The neighbors let me in and after a few attempts I can reach my host on the phone. She comes quickly and we laugh about the situation.
“Don’t worry”, I say, “I’m glad I have yet another funny story to write about.” (and to learn from it myself, but that I don’t mention. Actually, we’d seen the movie “Anger management” with Jack Nickelson and Adam Sandler the other day and I felt great to have the opportunity to put it into practice. So if you would have been in Mexico City that night, near the crossing of Felipe Villanueve and Tetrazzine, you would have heard me singing “I feel pretty” while walking nervously in front of that cold closed metal door. The door was green).
“Don’t worry”, she says, “everything is alright now and you are going to catch your flight.”
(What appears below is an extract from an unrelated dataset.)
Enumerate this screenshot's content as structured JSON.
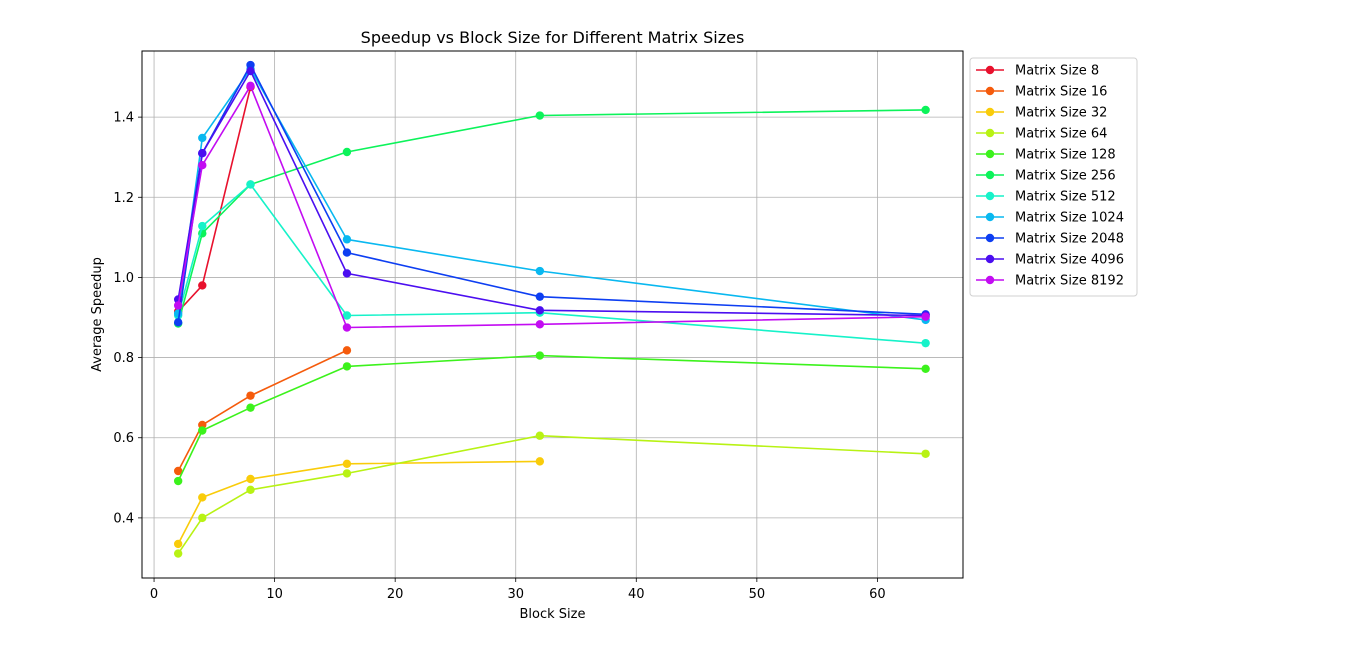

That’s what I do. Comfortable transportation to the blah and airport terminal blah where I go through the customs and have my temperature measured with some high-tech equipment a man in a wheelchair operated and blah I fill in some customs slips and check in my luggage, have a meal blah before I board flight MEX902 which is about twenty minutes late. I see an older woman in a wheelchair being checked thoroughly. They go through her suitcase with swift gloved fingers, messing up her most private belongings. They cram everything back in and command her to roll on. Such a disgrace. And so pointless! You know what? An old hipster with some latent anti-American thoughts, an unkempt pirate beard, a band on his head to protect his salty sweat from running into his critical eyes, and a computer full of highly explosive material – they let him pass after only a short glance at his bag.
In the air. Typing these lines. What are they worth? Nothing. They cannot be sold and therefor form an ugly proof of our infinite value as human beings. The free Tequila-orange juice they serve here in Mexicana at thirty thousand feet might be the foundation of wackier thoughts. Hold on.
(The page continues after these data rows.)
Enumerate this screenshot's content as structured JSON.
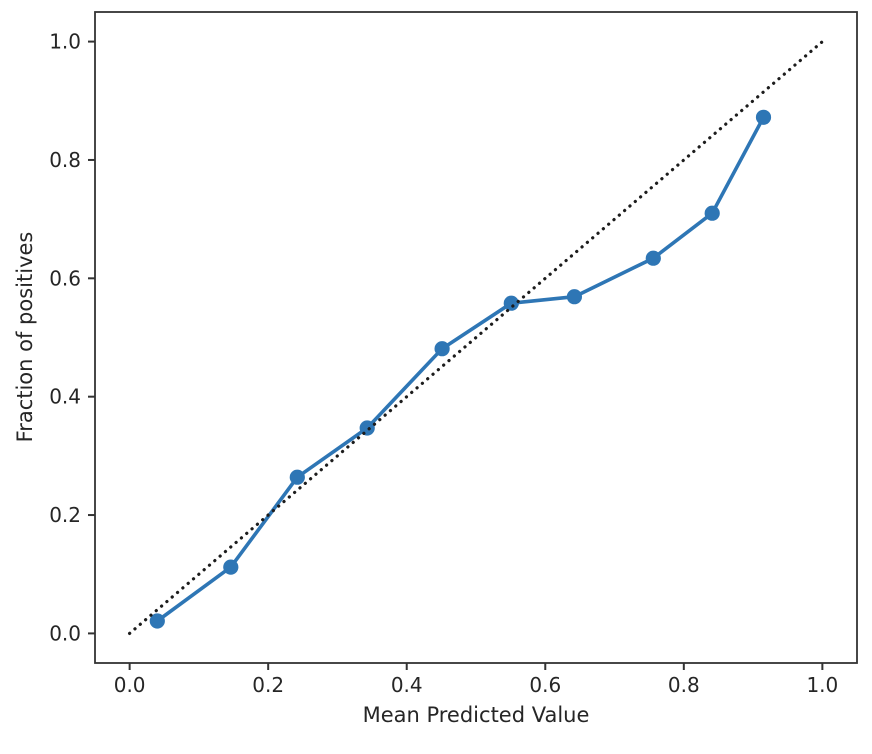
{
  "figure": {
    "background": "#ffffff"
  },
  "chart_data": {
    "type": "line",
    "title": "",
    "xlabel": "Mean Predicted Value",
    "ylabel": "Fraction of positives",
    "xlim": [
      -0.05,
      1.05
    ],
    "ylim": [
      -0.05,
      1.05
    ],
    "grid": false,
    "legend": false,
    "x_ticks": [
      0.0,
      0.2,
      0.4,
      0.6,
      0.8,
      1.0
    ],
    "y_ticks": [
      0.0,
      0.2,
      0.4,
      0.6,
      0.8,
      1.0
    ],
    "x_tick_labels": [
      "0.0",
      "0.2",
      "0.4",
      "0.6",
      "0.8",
      "1.0"
    ],
    "y_tick_labels": [
      "0.0",
      "0.2",
      "0.4",
      "0.6",
      "0.8",
      "1.0"
    ],
    "axis_color": "#333333",
    "tick_label_color": "#262626",
    "series": [
      {
        "name": "calibration-curve",
        "style": "solid-with-circle-markers",
        "color": "#2e76b5",
        "marker": "circle",
        "points": [
          {
            "x": 0.04,
            "y": 0.021
          },
          {
            "x": 0.146,
            "y": 0.112
          },
          {
            "x": 0.242,
            "y": 0.264
          },
          {
            "x": 0.343,
            "y": 0.347
          },
          {
            "x": 0.451,
            "y": 0.481
          },
          {
            "x": 0.551,
            "y": 0.558
          },
          {
            "x": 0.642,
            "y": 0.569
          },
          {
            "x": 0.756,
            "y": 0.634
          },
          {
            "x": 0.841,
            "y": 0.71
          },
          {
            "x": 0.915,
            "y": 0.872
          }
        ]
      },
      {
        "name": "perfect-calibration-reference",
        "style": "dotted",
        "color": "#1c1c1c",
        "marker": "none",
        "points": [
          {
            "x": 0.0,
            "y": 0.0
          },
          {
            "x": 1.0,
            "y": 1.0
          }
        ]
      }
    ]
  }
}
I am almost denied access to the United States because I forgot to fill out the online form to apply for the visa waiver program. The big black guy at the entrance desk tells me this is my first and last warning. Thank you, I say, and wish him a nice day.
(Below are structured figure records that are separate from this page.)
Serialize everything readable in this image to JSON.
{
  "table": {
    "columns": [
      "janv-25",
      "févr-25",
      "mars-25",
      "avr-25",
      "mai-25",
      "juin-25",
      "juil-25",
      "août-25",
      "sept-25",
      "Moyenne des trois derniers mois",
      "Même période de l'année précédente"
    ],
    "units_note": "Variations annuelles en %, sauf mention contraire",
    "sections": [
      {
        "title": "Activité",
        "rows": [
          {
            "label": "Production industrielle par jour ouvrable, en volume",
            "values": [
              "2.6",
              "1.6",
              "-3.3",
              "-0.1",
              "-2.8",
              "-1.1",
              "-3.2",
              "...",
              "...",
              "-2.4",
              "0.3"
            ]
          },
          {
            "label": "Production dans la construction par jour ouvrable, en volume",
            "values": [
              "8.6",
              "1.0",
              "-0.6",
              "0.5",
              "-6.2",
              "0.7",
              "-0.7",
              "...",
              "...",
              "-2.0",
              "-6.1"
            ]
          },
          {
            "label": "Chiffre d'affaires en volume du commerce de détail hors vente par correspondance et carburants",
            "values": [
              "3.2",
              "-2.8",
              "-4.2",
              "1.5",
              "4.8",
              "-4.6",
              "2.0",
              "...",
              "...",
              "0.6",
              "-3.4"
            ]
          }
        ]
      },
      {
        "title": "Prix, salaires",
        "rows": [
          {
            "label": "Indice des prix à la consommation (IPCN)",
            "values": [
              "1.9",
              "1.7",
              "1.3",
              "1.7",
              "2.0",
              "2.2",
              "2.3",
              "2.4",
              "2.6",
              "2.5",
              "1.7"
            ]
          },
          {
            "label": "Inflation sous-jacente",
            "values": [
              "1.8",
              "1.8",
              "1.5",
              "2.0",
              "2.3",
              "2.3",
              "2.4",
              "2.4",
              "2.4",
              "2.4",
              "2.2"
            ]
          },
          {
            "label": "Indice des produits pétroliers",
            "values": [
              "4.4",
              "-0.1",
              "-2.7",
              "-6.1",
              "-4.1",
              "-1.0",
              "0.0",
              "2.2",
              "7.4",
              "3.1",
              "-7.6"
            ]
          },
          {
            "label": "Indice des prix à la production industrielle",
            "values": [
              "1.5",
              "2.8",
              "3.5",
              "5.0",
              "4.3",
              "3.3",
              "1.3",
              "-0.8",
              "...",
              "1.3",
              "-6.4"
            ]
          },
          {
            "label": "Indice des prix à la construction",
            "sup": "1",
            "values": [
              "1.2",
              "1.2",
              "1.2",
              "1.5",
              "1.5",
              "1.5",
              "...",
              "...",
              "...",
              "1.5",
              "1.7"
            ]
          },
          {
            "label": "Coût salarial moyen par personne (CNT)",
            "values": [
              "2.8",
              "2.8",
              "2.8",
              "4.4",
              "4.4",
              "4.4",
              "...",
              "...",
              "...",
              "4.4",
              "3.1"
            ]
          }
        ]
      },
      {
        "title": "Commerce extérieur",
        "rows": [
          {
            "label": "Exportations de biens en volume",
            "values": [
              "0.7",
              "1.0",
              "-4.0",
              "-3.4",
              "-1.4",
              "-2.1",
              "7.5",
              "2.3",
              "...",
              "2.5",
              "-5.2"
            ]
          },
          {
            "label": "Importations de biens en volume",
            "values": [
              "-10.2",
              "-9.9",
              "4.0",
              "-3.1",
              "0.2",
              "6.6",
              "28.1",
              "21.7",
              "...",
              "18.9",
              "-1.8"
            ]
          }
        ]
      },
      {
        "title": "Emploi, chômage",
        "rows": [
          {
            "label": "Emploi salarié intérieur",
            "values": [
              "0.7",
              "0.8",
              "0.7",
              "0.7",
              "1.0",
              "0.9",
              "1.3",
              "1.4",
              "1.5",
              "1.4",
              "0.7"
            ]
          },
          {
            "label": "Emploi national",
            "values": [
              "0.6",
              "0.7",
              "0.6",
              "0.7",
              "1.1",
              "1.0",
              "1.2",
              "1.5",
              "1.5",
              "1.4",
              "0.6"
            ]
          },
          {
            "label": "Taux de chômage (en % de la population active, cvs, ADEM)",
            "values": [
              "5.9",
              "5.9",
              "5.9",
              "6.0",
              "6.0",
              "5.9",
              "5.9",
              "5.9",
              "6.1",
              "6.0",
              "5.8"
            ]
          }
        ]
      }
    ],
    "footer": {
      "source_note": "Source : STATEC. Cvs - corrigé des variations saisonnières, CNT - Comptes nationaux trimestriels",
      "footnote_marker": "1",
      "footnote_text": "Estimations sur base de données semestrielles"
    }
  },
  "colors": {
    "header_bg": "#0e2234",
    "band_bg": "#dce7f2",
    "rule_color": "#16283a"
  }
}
My couchsurfing host, Jawn, takes time to show me around even though he has been ill the last couple of days. We drive in his blue mini to see sunset at Longbeach. Wait a minute… are we doing this? It’s so unreal. It’s phantastic, amazing, awesome, I’m here just seconds after I spend a night behind a curtain in the booth of an appartment guard in Mexico city, enjoying the sunset with a friend. I am so fond of it I might have fallen silent. We have dinner with two more friendly couchsurfers (there is the pleonasm again), Rachel from northern California and Raoul from India in a nice Greek restaurant.